Le 6 février 2018, des agents de la Direction des enquêtes criminelles (CID), du Ministère de l’Intérieur, de la National Security Agency (NSA) et des agents en civil ont effectué une descente au domicile de Hasan pendant son absence. Quand Hasan est arrivé chez lui, les agents l’ont arrêté sans mandat, l’ont forcé à monter dans une voiture banalisée et ont commencé à le battre pendant qu’ils s’en allaient. La mère de Hasan a ensuite demandé à la police pourquoi ils avaient arrêté Hasan et les policiers ont répondu en se moquant de lui que c’était parce qu’il fumait – sans révéler le motif réel de son arrestation.

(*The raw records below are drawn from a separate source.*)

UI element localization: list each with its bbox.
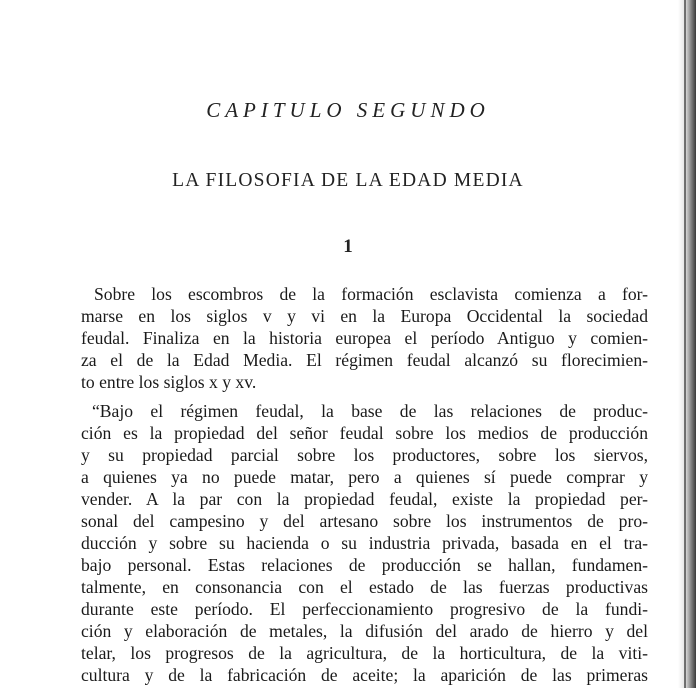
paragraph-2-line: “Bajo el régimen feudal, la base de las relaciones de produc- xyxy=(92,401,648,421)
chapter-heading: CAPITULO SEGUNDO xyxy=(206,98,490,122)
paragraph-1-line: Sobre los escombros de la formación esclavista comienza a for- xyxy=(94,284,648,304)
paragraph-1-line: feudal. Finaliza en la historia europea el período Antiguo y comien- xyxy=(81,328,648,348)
paragraph-2-line: cultura y de la fabricación de aceite; la aparición de las primeras xyxy=(81,665,648,685)
paragraph-2-line: ción y elaboración de metales, la difusión del arado de hierro y del xyxy=(81,621,648,641)
paragraph-2-line: a quienes ya no puede matar, pero a quienes sí puede comprar y xyxy=(81,467,648,487)
paragraph-2-line: talmente, en consonancia con el estado de las fuerzas productivas xyxy=(81,577,648,597)
paragraph-2-line: bajo personal. Estas relaciones de producción se hallan, fundamen- xyxy=(81,555,648,575)
paragraph-2-line: telar, los progresos de la agricultura, de la horticultura, de la viti- xyxy=(81,643,648,663)
paragraph-2-line: vender. A la par con la propiedad feudal, existe la propiedad per- xyxy=(81,489,648,509)
paragraph-2-line: durante este período. El perfeccionamiento progresivo de la fundi- xyxy=(81,599,648,619)
paragraph-1-line: to entre los siglos x y xv. xyxy=(81,372,257,392)
paragraph-2-line: sonal del campesino y del artesano sobre los instrumentos de pro- xyxy=(81,511,648,531)
chapter-title: LA FILOSOFIA DE LA EDAD MEDIA xyxy=(172,170,524,191)
paragraph-2-line: ción es la propiedad del señor feudal sobre los medios de producción xyxy=(81,423,648,443)
paragraph-1-line: marse en los siglos v y vi en la Europa Occidental la sociedad xyxy=(81,306,648,326)
paragraph-2-line: ducción y sobre su hacienda o su industria privada, basada en el tra- xyxy=(81,533,648,553)
section-number: 1 xyxy=(343,236,353,257)
paragraph-2-line: y su propiedad parcial sobre los productores, sobre los siervos, xyxy=(81,445,648,465)
paragraph-1-line: za el de la Edad Media. El régimen feudal alcanzó su florecimien- xyxy=(81,350,648,370)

Après son arrestation, Hasan a disparu pendant plus d’un mois. Les policiers lui ont permis d’appeler ses parents une seule fois, plusieurs nuits après son arrestation, pour leur dire qu’il allait bien, avant que les policiers n’interrompent brusquement l’appel. Les agents ont détenu Hasan dans le bâtiment de la CID, où ils l’ont torturé pour lui extorquer des aveux, qui ont ensuite été utilisés à son procès. Hasan s’est vu refuser l’accès à un avocat pendant sa détention.

Des agents avaient précédemment informé Hasan qu’il n’était accusé que d’avoir rejoint un groupe terroriste appelé le « Hezbollah de Bahreïn ». Toutefois, lorsqu’il a été traduit devant le Bureau du Procureur général (OPP), il a appris qu’il avait été inculpé de cinq ou six autres crimes, dont la fourniture de fonds et la formation du groupe terroriste. Après 6 semaines, les officiers ont transféré Hasan à New Dry Dock, où il a finalement été autorisé à contacter ses parents et un avocat.

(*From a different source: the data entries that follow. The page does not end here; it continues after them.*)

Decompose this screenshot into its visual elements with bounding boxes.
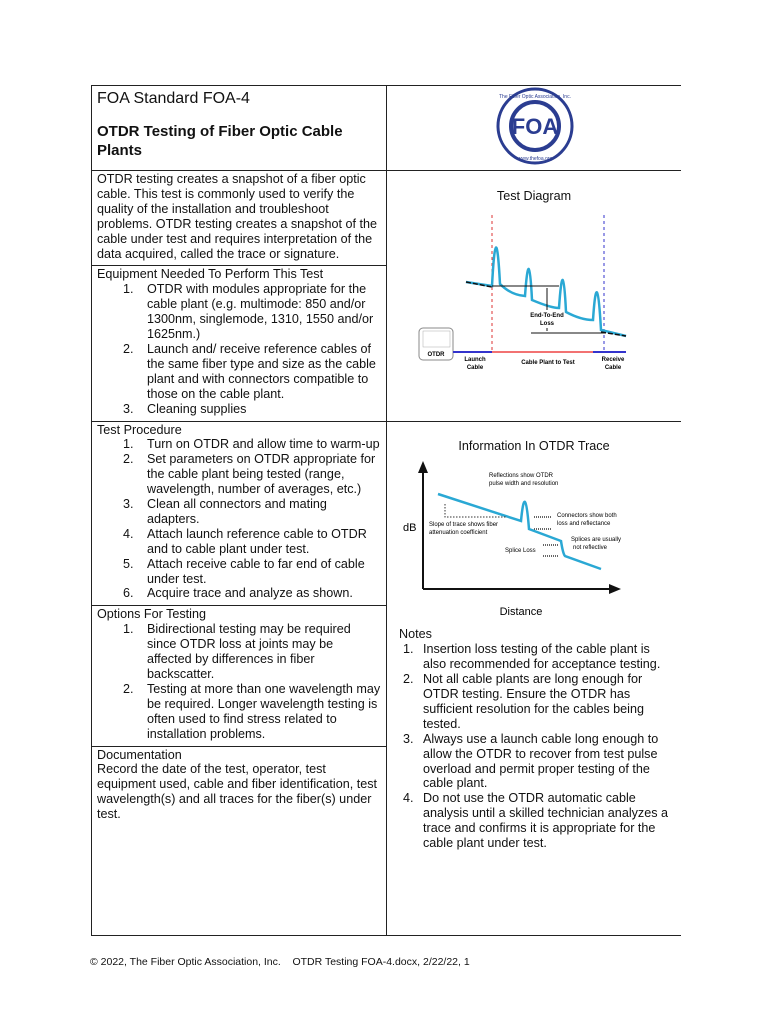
- slope-annotation: Slope of trace shows fiber: [429, 522, 499, 529]
- list-item: 2. Launch and/ receive reference cables of the same fiber type and size as the cable plant and with connectors compatible to those on the cable plant.: [123, 341, 376, 401]
- intro-cell: [92, 171, 386, 265]
- standard-table: [91, 85, 681, 936]
- procedure-cell: [92, 422, 386, 606]
- test-diagram-cell: [387, 171, 681, 421]
- receive-label: Receive: [601, 356, 625, 363]
- otdr-label: OTDR: [427, 351, 445, 358]
- trace-info-title: Information In OTDR Trace: [458, 438, 610, 453]
- notes-section: [399, 627, 676, 851]
- documentation-cell: [92, 747, 386, 935]
- loss-label: End-To-End: [530, 312, 564, 319]
- list-item: 1. Bidirectional testing may be required since OTDR loss at joints may be affected by differences in fiber backscatter.: [123, 622, 351, 681]
- procedure-heading: Test Procedure: [97, 422, 182, 437]
- trace-info-cell: [387, 422, 681, 935]
- launch-label: Launch: [464, 356, 486, 363]
- page-title: OTDR Testing of Fiber Optic Cable Plants: [97, 123, 343, 159]
- list-item: 2. Not all cable plants are long enough for OTDR testing. Ensure the OTDR has sufficient resolution for the cables being tested.: [403, 672, 644, 731]
- equipment-list: [97, 282, 381, 416]
- list-item: 2. Set parameters on OTDR appropriate for the cable plant being tested (range, wavelength, number of averages, etc.): [123, 452, 376, 497]
- notes-list: [399, 642, 676, 851]
- reflections-annotation: Reflections show OTDR: [489, 473, 554, 480]
- trace-info-diagram: [401, 459, 651, 621]
- connectors-annotation: loss and reflectance: [557, 521, 611, 528]
- list-item: 1. Insertion loss testing of the cable plant is also recommended for acceptance testing.: [403, 642, 661, 672]
- intro-text: OTDR testing creates a snapshot of a fiber optic cable. This test is commonly used to verify the quality of the installation and troubleshoot problems. OTDR testing creates a snapshot of the cable under test and requires interpretation of the data acquired, called the trace or signature.: [97, 172, 377, 261]
- options-list: [97, 622, 381, 741]
- title-cell: [92, 86, 386, 170]
- footer: © 2022, The Fiber Optic Association, Inc. OTDR Testing FOA-4.docx, 2/22/22, 1: [90, 956, 470, 968]
- notes-heading: Notes: [399, 627, 432, 642]
- splice-loss-annotation: Splice Loss: [505, 548, 536, 555]
- launch-label: Cable: [466, 364, 484, 371]
- y-axis-label: dB: [403, 522, 417, 535]
- documentation-text: Record the date of the test, operator, test equipment used, cable and fiber identification, test wavelength(s) and all traces for the fiber(s) under test.: [97, 762, 378, 822]
- options-cell: [92, 606, 386, 745]
- logo-ring-text: The Fiber Optic Association, Inc.: [499, 94, 571, 100]
- equipment-cell: [92, 266, 386, 420]
- documentation-heading: Documentation: [97, 747, 182, 762]
- splices-annotation: not reflective: [573, 545, 608, 552]
- list-item: 6. Acquire trace and analyze as shown.: [123, 586, 353, 601]
- x-axis-label: Distance: [499, 606, 543, 619]
- list-item: 3. Cleaning supplies: [123, 401, 247, 416]
- receive-label: Cable: [604, 364, 622, 371]
- plant-label: Cable Plant to Test: [521, 359, 575, 366]
- list-item: 3. Clean all connectors and mating adapters.: [123, 497, 327, 526]
- test-diagram-title: Test Diagram: [496, 189, 572, 203]
- foa-logo: [495, 86, 575, 166]
- test-diagram: [401, 210, 641, 380]
- list-item: 1. Turn on OTDR and allow time to warm-up: [123, 437, 380, 452]
- list-item: 4. Do not use the OTDR automatic cable analysis until a skilled technician analyzes a trace and confirms it is appropriate for the cable plant under test.: [403, 791, 669, 851]
- equipment-heading: Equipment Needed To Perform This Test: [97, 267, 324, 282]
- connectors-annotation: Connectors show both: [557, 513, 617, 520]
- logo-cell: [387, 86, 681, 170]
- logo-text: FOA: [511, 114, 559, 139]
- list-item: 4. Attach launch reference cable to OTDR and to cable plant under test.: [123, 526, 367, 556]
- loss-label: Loss: [539, 320, 555, 327]
- standard-label: FOA Standard FOA-4: [97, 90, 250, 107]
- logo-url-text: www.thefoa.org: [517, 156, 553, 162]
- list-item: 3. Always use a launch cable long enough to allow the OTDR to recover from test pulse overload and permit proper testing of the cable plant.: [403, 731, 659, 791]
- reflections-annotation: pulse width and resolution: [489, 481, 559, 488]
- splices-annotation: Splices are usually: [571, 537, 622, 544]
- list-item: 2. Testing at more than one wavelength may be required. Longer wavelength testing is often used to find stress related to installation problems.: [123, 681, 381, 741]
- procedure-list: [97, 437, 381, 601]
- list-item: 1. OTDR with modules appropriate for the cable plant (e.g. multimode: 850 and/or 1300nm, singlemode, 1310, 1550 and/or 1625nm.): [123, 282, 374, 342]
- list-item: 5. Attach receive cable to far end of cable under test.: [123, 556, 365, 586]
- options-heading: Options For Testing: [97, 607, 206, 622]
- slope-annotation: attenuation coefficient: [429, 530, 488, 537]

Le 16 avril 2019, la quatrième Haute Cour pénale a condamné Hasan à la réclusion à perpétuité, révoqué sa nationalité bahreïnienne et lui a infligé une amende de 100 000 dinars. Sa citoyenneté a ensuite été rétablie par arrêté royal le 20 avril 2019. Sa condamnation a été confirmée en appel le 30 juin 2019.

Le traitement réservé par le Gouvernement bahreïnien à Hasan constitue une violation des obligations internationales de Bahreïn, notamment de la Convention contre la torture et autres peines ou traitements cruels, inhumains ou dégradants (CAT) et du Pacte international relatif aux droits civils et politiques (PIDCP). Les articles 2 et 11 de la CAT interdisent la torture et les mauvais traitements et font obligation aux États membres de prévenir la torture ainsi que d’enquêter et de punir ses auteurs. L’utilisation des aveux de Hasan, obtenus par la torture, constitue également une violation de l’article 15 de la CAT et a contribué au caractère inéquitable de son procès en vertu du PIDCP. L’article 14 du PIDCP stipule que toute personne a droit à un procès équitable, mais les autorités bahreïniennes ont condamné Hasan malgré toutes les irrégularités.